At private and commercial displays, sparklers caused more injuries than air-bombs, bangers, rockets and roman candles combined. Half of all firework accidents happen to children under the age of sixteen. Today parents are more aware than ever of the risk of fireworks and many will seek out organised displays to entertain their families, rather than arranging a home garden display.
Implications for Clients:
Organised displays are generally safer than private displays. An organised display means you are “contracting the services of another” and these specialist firework people are at “work” while they organise and then carry out your display. If something goes wrong resulting in an injury, it will be your brand name & reputation which will be blamed in the media, so prior planning is prudent.
A risk assessment will need to be conducted by the firework display professionals for the intended site.
Due to the powerful nature of the type of fireworks used for display purposes, specific focus needs to be placed on crowd control and the use of exclusion barriers. Arrangements also need to be made for management of first aid and action to be taken in the event of an evacuation. These issues need to be addressed with the competent person/s responsible for managing the event.
Be Prepared – Key points to consider depending on the size of the display include:
- Liaison with the authorities, fire & police (check with own insurers)

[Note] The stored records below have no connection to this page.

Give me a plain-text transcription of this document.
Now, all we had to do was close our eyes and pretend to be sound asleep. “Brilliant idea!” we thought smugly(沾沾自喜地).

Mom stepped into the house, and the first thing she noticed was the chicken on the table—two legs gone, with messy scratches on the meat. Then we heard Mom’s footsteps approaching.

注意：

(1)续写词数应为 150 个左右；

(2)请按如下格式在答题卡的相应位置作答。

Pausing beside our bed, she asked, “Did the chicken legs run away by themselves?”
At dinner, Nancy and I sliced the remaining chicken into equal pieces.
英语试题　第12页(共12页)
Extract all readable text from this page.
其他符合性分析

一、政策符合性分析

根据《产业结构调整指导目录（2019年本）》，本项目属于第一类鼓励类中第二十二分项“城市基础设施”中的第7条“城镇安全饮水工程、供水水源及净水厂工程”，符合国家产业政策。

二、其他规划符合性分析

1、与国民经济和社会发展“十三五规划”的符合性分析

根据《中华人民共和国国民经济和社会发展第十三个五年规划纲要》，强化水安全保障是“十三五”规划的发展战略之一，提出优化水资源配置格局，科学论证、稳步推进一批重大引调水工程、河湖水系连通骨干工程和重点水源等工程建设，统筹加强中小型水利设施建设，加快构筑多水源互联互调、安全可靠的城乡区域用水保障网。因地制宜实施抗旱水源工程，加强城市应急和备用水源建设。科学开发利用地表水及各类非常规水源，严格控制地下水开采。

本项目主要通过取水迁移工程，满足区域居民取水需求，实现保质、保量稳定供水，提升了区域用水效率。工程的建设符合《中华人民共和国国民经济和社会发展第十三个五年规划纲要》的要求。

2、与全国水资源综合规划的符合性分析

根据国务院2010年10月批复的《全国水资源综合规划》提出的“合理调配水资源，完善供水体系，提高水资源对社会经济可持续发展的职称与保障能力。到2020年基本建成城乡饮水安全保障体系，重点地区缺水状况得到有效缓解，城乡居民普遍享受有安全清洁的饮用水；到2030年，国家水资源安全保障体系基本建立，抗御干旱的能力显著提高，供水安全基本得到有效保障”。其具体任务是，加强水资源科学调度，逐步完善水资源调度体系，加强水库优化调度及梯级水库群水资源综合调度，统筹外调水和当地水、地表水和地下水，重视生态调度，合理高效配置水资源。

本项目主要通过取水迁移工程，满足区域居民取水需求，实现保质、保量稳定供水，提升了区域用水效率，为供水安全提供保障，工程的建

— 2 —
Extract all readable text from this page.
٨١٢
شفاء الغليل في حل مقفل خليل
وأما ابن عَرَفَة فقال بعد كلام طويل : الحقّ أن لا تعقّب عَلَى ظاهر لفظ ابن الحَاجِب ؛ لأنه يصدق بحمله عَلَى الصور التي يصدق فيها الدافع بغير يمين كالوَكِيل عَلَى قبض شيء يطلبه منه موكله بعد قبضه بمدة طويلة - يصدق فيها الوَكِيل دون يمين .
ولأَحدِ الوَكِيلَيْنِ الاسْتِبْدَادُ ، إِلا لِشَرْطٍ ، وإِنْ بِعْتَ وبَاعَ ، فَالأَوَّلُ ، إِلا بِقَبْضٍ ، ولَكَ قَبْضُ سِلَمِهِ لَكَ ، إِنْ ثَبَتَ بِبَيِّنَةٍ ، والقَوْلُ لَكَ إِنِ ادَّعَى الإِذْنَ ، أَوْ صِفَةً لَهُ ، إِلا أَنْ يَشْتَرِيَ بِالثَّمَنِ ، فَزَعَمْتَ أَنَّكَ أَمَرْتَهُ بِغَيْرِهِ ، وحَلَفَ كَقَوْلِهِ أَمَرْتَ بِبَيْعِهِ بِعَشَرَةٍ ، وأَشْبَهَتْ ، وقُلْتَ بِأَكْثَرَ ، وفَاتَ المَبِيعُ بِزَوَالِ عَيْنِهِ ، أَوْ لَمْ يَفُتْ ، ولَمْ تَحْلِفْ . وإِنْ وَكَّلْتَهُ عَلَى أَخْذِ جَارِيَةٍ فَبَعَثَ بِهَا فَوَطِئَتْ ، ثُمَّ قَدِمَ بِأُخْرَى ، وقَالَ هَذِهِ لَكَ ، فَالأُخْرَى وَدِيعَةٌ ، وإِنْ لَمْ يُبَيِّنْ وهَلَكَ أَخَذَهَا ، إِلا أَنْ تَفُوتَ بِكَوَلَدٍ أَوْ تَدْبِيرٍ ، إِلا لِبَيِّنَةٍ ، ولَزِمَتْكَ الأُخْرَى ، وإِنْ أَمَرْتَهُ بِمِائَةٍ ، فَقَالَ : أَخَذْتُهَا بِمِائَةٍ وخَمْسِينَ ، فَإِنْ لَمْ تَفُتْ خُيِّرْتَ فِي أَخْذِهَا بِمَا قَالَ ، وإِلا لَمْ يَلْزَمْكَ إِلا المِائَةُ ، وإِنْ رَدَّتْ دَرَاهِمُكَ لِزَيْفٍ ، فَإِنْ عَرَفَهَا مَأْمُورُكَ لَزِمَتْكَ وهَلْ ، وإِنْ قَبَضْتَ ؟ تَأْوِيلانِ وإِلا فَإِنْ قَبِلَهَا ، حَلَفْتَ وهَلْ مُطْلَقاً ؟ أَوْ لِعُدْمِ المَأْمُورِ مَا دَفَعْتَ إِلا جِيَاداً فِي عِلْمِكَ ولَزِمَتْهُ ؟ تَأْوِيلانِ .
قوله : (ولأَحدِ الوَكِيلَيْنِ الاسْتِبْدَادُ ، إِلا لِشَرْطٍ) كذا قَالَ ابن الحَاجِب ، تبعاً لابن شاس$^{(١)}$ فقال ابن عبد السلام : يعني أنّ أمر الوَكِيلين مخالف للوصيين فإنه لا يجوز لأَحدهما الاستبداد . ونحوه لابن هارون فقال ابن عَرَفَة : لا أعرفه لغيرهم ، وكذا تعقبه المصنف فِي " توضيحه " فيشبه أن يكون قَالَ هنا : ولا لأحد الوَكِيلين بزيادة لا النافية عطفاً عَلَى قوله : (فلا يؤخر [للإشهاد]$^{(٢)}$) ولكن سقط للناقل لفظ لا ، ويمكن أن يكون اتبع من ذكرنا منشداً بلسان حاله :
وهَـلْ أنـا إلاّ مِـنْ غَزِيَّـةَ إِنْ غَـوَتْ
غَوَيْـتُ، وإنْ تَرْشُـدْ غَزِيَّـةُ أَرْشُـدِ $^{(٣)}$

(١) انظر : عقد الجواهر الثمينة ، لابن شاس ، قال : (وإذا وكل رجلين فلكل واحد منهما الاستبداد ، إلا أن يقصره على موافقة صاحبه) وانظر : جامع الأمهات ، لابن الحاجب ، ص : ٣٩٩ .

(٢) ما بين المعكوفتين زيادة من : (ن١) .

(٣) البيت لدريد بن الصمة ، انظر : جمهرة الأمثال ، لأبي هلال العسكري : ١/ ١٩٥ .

- Check whether you are adequately insured to cover any firework-related injuries to those present at the display
- Storage of fireworks must be secure prior to the display
- Emergency drill should something go wrong
- Means and methods of outside communication in the dark (torches, radios, jackets, etc)
- Arrange for fire extinguishers, buckets of water, buckets of sand and metal litter bins to be made available on the night
- Review marshalling and first aid cover
- Lighting for pathways and steps (slips, trips, falls)
- Car parking & pedestrian access routes (use of marshal’s)
- Publicise that spectators will not be allowed to bring their own fireworks
- Crowd control
- Plan for bad weather and how it could affect not only your function but the wider community (wind blowing smoke etc)
- Bonfire planning: building-ignition-removal of ash
- Completion of a written and thorough risk assessment
The above are just some of the actions to be taken to ensure you have a safe and profitable event, but are by no means exhaustive.